Это было раннее утро, около пяти - в воздухе пахло сыростью, мокрой листвой и землёй. Гарри, возвращающийся с пробежки, только-только осознал, что вместо своей сумки схватил чужую - конечно принадлежащую Рону. И тогда он встретил его - Тома Реддла - облачённого лишь в лёгкую рубашку и свободные брюки. Юноша, тяжело опирающийся на одну из колонн университета, смотрел куда-то вдаль - взгляд его был трагично измучен, и Гарри сам удивился тому, как смог подобрать в голове именно это слово. Слишком поэтичное и ему чуждое - но именно таким он был, а Том, почти не моргающий и странно пугающий, представлялся ему совсем иным. Из слухов он казался вечно бушующей, почти дикой красотой, обаятельным пленением. В реальности же Гарри не мог перестать чувствовать в нём угрозу.

- Сигареты не найдётся? - обращающийся к нему голос был хриплым, низким, плавно льющимся мёдом, от которого во рту становилось сухо.

- А, нет, - начал было он, поздно осознавая, что у Рона в сумке точно найдётся одна лишняя пачка. Он нервно запустил ладонь в крайний карман, вспоминая, как обычно Рон в суетливой манере забывал, где оставлял собственные вещи - и нашёл. Пачку толстых, крепких сигарет.

Гарри протянул сигарету вместе с зажигалкой, стараясь не касаться пальцев Тома. Том лишь улыбнулся, обнажая белоснежные зубы, но глаза его даже на мгновение не прищурились - и сделалось его лицо архаической маской, безжизненной и неестественной.

Гарри молчал, молчал и Том. Сейчас Гарри понимал, что долгая тишина лишь ему одному казалась неловкой и обременяющей.

- Ты никогда не думал о том, что язык не способен передать и запечатлеть хаос? Язык не способен передать человеческий опыт… геноцид, холокост, войну… смерть, - дым извивался, а тонкие губы продолжали-продолжали говорить о том, что до этого ему никогда в голову не приходило, - тогда зачем нам говорить на нём?

Манящий голос рассказывал об ужасах, о которых Гарри никогда даже не решался помыслить.

Том Реддл же говорил о них спокойно.

- Шучу, - вновь улыбнулся Том, болезненные тени под глазами которого Гарри запомнил особенно отчётливо. Реддл поправил рубашку, облизал губы и оттолкнулся от колонны - он не смотрел на Гарри долго, лишь бросил в его сторону быстрый, короткий и совершенно незаинтересованный взгляд немигающих глаз, - спасибо за сигарету, верну.

Бычок Том выбросил в ближайшую урну, уходя.

Гарри хотелось крикнуть Тому вслед, что ему ничего от него не нужно, в особенности - сигареты.
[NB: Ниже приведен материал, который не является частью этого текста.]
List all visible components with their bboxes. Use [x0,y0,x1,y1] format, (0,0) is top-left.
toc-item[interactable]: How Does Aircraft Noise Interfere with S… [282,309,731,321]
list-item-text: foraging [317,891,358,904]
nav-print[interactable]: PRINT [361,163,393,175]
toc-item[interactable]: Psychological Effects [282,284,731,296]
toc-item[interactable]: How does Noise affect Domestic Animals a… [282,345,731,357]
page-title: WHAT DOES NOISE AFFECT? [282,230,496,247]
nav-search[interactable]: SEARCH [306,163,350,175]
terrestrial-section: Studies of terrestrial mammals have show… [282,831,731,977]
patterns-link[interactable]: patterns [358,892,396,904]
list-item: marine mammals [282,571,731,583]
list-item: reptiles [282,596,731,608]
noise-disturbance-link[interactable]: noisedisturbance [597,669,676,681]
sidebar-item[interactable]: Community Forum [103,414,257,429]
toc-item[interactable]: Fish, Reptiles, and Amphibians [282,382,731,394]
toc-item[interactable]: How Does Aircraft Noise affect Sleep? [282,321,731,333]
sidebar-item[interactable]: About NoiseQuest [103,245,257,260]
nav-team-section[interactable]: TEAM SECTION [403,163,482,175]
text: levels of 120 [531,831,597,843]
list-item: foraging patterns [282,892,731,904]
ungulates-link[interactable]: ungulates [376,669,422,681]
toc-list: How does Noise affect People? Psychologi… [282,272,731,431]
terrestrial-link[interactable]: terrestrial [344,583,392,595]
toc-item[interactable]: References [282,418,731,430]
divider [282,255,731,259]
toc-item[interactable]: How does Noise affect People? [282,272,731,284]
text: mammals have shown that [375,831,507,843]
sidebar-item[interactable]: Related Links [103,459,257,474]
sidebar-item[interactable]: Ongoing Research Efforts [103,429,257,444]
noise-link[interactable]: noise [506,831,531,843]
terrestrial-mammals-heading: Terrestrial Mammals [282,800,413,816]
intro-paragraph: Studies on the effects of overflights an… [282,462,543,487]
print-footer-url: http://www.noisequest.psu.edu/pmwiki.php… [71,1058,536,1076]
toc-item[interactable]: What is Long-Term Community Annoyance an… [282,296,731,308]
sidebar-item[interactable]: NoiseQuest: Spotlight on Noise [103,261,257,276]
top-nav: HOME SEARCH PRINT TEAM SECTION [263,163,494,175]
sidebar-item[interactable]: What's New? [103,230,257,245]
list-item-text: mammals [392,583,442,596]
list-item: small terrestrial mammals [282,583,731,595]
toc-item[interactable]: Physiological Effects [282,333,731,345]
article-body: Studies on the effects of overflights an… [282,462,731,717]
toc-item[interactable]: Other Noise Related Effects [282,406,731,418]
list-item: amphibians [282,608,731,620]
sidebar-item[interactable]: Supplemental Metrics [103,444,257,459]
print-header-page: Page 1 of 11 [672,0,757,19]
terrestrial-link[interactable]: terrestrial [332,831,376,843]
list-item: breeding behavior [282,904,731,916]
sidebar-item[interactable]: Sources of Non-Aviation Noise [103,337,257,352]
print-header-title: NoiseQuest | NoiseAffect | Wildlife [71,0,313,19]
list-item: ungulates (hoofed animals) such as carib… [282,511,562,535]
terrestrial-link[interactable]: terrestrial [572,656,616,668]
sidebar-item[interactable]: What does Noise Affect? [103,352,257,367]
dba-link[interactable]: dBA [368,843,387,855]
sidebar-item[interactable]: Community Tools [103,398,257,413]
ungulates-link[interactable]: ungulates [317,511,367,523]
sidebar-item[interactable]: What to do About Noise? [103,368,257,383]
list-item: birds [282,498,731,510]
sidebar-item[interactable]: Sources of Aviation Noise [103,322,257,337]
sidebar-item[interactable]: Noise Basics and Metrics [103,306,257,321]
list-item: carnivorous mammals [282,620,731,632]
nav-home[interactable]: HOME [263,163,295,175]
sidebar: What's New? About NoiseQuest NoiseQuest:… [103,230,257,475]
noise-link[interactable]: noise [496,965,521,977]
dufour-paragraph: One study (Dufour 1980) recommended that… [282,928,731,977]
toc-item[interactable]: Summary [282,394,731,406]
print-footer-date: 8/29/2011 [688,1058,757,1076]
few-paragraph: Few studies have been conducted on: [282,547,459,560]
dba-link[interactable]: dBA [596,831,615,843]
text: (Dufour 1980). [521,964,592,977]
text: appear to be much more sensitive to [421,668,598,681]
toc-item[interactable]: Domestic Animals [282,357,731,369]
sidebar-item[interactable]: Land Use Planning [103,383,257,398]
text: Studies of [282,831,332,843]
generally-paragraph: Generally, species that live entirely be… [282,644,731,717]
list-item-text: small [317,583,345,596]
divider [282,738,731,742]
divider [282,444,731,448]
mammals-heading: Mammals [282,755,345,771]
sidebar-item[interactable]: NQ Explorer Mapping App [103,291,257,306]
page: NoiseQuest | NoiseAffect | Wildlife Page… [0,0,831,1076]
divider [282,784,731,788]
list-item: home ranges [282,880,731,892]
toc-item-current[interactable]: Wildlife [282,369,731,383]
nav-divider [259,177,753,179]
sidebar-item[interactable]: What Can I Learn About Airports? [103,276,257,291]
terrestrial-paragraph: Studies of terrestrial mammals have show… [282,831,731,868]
Тем же днём Гарри перечитал всё то о исследованиях трансформации языка, что смог найти в Хогвартской библиотеке; он с остервенением прочитывал одну статью за другой, почти отчаянно желая понять, о чём говорил Том - язык не был его специализацией, и он знал, что Реддл тоже не был лингвистом. Язык для Гарри был чудесной концепцией - люди придумывали звуки, складывали их в слова и говорили друг с другом. Язык объединял и это было простым неоспоримым фактом, но Том, заявивший, что язык лишь сковывает людей, считал иначе. Язык, на котором говорит человек, не был для него достаточным способом коммуникации - и это заставило Гарри рассмеяться.

***

Дурсли, как и многие семьи, бегущие за американской мечтой, искусством не интересовались. Раз в пару месяцев они ходили по выставкам, чтобы позже, принимая гостей, Петуния могла колко высмеять какого-нибудь постмодерниста, назвав его творчество чушью. В такие моменты в доме Дурслей уважались лишь классики, хотя ни Вернон, ни Дадли не знали даже половину имён, о которых говорила тётя. Петуния, оставаясь с ним наедине, много говорила о Боттичелли, Венециано, Джованни Беллини - её поглощало непонятное для него тогда вдохновение, позволяющее ей не просто сотрясать воздух, а очаровывать словами. И маленькому Гарри думалось, что Петуния поёт, трепетным голосом повторяет ямбические метры, потому что речь её казалась ничем иным, как торжественными одами.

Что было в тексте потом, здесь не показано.